We are confronted with the same problem which applies to so
many defendants, namely that of the formal counter-signing
of an order which was issued by Hitler and which was signed
as a matter of form by the head of a department, although
the department head had no influence on the order and could
not have prevented it, especially as the order would have
had full constitutional effect as a Fuehrer decree without
the minister's added signature.

I now have to deal with several documents which the
prosecution considers to have a bearing on actual activity
by the defendant Frick within the sphere of tasks of the
Political Police.

I have already dealt with Document 3304-PS, to which the
prosecution referred in this connection.
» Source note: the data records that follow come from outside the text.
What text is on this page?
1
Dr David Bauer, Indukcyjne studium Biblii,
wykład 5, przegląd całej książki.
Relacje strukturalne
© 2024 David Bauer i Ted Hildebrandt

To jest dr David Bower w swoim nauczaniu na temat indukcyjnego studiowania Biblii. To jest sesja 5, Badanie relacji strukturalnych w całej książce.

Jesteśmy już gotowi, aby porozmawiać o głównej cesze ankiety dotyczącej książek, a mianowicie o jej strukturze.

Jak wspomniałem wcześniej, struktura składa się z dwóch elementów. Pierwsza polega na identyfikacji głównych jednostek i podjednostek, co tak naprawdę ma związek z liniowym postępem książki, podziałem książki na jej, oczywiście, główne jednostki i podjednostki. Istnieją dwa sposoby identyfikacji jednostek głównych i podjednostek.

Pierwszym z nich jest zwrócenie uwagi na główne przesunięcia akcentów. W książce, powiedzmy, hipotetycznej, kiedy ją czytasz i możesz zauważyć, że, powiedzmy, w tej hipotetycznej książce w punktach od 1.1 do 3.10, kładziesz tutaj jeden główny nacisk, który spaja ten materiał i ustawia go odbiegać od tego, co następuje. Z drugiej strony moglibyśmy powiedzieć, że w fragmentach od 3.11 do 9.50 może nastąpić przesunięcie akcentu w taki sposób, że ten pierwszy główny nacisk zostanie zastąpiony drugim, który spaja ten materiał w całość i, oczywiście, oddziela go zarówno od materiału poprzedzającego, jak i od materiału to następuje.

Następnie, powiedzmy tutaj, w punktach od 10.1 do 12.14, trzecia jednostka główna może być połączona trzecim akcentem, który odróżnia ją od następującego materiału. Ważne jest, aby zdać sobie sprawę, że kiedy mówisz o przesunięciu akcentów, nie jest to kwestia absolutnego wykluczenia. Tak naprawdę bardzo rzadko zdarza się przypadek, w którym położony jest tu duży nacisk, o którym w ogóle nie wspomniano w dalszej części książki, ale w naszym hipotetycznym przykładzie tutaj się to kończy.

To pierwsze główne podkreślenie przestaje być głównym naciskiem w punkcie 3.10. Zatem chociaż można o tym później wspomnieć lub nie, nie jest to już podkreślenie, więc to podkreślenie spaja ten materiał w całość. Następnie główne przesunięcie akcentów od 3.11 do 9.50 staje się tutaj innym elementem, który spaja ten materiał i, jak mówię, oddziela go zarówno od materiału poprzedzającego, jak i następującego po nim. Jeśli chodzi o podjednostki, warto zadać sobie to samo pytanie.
It concerns an
ordinance on the assignment of a higher Police Chief to the
Reichsstatthalter (Reich Governor) in the Eastern
territories which were incorporated into the German Reich,
and hence deals with the administrative structure of the
Reich Governor's office in a part of the Reich.

The mentioned decree therefore falls within the framework of
the general competence of the Ministry of the Interior and
to that extent does not prove any special police activity.

                                                  [Page 313]

Moreover, this decree has nothing to do with any arbitrary
acts of the Gestapo.

On the same lines is the decree of 20th September, 1936 -
Document 2245-PS - concerning the appointment of police
advisers in the Prussian provincial administrations, which
were also subordinate to the Reich Ministry of the Interior
as offices of the general internal Reich administration.

The assignment of a police adviser to the office of general
administration in the province is a measure of internal
Reich administration.

This measure, too, had no connection with arbitrary acts of
the Gestapo, and also it particularly does not prove the
issue of any instructions by the defendant to the Gestapo.

The situation is no different with respect to the documents
which have been appraised by the prosecution as bearing on
the participation of the defendant in the establishment and
administration of concentration camps, or as an approval of
terror methods used by the Gestapo.

In the statement of 22nd November, 1945, the prosecution
referred to Document 2533-PS, as proof of the approval of
these arrangements by the defendant Frick.

I need not go deeply into the contents of the document.

It concerns an article by the defendant Frank in the journal
of the Academy of German Law, of which Frick has erroneously
been called the author by the prosecution. Another document,
in the opinion of the defence, does not contain sufficient
evidentiary value to be utilised for a legal judgement.